Thomas told reporters the investigation was complex and it would “take some time” to piece together what had happened.
“We will be working closely with medical experts, toxicologists ... in the hope we can understand exactly what has gone on and provide some answers to the family,” he said.
“The four patients had ended up in the Austin Hospital, three of whom have passed away, and then there was another person present who prepared the meal and whose address they attended for the meal, and they did not become ill.
“As far as we know, at this stage, there is nothing to suggest they became ill. And obviously, on Saturday we executed a search warrant at the home address in Leongatha where the lunch took place, and we conducted an interview with that person, so our investigation is continuing.
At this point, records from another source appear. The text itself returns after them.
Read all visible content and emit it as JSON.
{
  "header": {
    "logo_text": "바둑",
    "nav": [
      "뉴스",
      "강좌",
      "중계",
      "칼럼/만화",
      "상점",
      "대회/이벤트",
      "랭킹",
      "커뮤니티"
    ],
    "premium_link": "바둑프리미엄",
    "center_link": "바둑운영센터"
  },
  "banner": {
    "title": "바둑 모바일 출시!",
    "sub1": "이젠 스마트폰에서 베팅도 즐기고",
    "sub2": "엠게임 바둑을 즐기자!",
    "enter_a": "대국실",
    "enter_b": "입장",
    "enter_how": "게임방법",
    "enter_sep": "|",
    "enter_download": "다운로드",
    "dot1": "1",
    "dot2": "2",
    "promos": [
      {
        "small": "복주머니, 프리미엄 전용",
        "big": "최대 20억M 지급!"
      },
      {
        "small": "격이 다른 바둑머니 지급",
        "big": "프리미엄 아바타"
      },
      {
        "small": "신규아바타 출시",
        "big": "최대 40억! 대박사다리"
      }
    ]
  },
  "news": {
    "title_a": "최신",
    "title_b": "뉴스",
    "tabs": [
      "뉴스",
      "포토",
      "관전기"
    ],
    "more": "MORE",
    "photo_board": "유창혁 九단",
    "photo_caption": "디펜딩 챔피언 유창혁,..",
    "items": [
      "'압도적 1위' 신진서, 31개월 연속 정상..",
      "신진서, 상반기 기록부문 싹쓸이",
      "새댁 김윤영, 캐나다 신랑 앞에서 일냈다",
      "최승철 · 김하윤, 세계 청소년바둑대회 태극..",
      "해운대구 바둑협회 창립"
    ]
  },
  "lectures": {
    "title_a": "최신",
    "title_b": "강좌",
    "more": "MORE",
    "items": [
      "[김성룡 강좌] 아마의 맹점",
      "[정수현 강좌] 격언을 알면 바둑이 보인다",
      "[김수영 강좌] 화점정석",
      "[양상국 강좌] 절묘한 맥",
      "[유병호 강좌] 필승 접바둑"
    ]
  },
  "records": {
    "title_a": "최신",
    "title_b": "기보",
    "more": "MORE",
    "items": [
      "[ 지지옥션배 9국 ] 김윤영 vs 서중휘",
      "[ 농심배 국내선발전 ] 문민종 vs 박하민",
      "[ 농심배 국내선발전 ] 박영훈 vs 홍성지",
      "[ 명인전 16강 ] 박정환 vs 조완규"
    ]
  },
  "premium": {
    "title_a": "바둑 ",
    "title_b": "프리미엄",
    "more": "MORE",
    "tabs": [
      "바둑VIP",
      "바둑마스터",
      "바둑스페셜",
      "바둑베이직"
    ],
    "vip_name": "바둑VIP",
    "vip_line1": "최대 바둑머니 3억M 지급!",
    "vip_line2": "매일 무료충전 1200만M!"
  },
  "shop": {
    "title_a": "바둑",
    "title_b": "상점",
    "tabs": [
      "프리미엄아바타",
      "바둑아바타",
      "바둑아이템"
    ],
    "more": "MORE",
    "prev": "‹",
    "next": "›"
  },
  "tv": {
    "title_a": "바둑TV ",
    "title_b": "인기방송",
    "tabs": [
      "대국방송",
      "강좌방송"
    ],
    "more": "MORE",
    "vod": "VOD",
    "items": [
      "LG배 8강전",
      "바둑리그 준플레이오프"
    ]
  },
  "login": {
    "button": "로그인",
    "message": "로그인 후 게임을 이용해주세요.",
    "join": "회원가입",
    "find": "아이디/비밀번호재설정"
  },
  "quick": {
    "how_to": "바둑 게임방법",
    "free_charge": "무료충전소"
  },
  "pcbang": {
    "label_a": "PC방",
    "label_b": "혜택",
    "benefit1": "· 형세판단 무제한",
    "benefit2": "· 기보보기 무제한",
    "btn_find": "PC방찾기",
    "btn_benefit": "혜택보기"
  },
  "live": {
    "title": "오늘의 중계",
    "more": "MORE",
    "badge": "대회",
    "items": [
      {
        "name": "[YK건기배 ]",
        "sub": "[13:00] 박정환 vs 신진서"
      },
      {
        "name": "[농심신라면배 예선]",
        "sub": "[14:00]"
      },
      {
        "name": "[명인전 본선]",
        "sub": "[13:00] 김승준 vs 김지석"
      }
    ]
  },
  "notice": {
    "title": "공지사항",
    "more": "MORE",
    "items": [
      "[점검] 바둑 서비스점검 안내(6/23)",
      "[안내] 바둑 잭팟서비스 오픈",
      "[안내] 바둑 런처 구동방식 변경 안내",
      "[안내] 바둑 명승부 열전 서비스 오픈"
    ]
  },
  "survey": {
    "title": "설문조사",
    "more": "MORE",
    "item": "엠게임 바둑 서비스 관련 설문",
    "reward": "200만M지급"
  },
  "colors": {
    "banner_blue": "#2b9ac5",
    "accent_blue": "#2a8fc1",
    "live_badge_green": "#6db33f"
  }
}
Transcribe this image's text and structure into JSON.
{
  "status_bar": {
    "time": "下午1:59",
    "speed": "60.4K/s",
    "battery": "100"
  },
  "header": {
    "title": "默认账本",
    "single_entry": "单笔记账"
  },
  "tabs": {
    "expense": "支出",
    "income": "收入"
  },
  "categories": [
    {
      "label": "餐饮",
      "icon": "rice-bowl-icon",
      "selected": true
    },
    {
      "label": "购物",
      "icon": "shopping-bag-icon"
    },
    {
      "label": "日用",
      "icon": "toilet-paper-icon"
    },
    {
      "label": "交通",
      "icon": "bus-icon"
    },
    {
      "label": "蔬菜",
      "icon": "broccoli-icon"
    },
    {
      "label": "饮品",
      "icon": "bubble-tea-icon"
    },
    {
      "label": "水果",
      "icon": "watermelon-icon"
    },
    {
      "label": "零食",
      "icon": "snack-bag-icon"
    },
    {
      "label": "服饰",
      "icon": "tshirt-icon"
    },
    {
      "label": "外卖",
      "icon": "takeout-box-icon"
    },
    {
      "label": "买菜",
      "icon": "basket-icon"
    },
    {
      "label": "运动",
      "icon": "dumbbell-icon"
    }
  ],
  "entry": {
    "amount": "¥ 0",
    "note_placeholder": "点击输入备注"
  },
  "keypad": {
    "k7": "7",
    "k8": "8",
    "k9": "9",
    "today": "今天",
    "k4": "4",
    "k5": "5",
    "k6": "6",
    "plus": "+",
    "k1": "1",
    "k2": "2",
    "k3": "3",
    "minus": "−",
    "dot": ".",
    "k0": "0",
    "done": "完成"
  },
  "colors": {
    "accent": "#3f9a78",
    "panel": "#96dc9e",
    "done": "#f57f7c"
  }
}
“We’re trying to understand who ate what at the lunch, whether that person that did not become ill did or did not eat the mushrooms ... And of course, we’re trying to ascertain what it is that has actually caused the poisoning ... to the four people that attended.”
The religious community in Korumburra is strong, and the Anglican and Baptist parishes often combine to hold events and services.
For years, Korumburra Anglican minister Fran Grimes worked closely with Ian Wilkinson, a minister in the Baptist church. She said the news had affected everyone in town, including parishioners from other churches as the victims were well known.
Don Patterson worked at the local high school and ran the town’s newsletter, The Burra Flyer, with his wife for several years.
“I think it’s devastating,” Grimes said.
She said the tragedy had left a big hole in the two Gippsland towns and some had turned to faith to find some solace.
“Dark things happen in this world,” she said. “We need to look to Jesus for some light.“
Her church, St Paul’s Anglican Church in Korumburra, prayed for the victims on Sunday.
Erin Patterson said she was searching for answers after losing three of the best people she’d ever known and a woman she’d come to love like a mother.
“They are some of the best people that I’ve ever met. Gail is the mum that I didn’t have because my mum passed away four years ago. And Gail’s never been anything but good and kind to me.”
She loved all four of her guests, she said. “I’m so devastated about what’s happened and the loss to the community, and the families and to my own children.”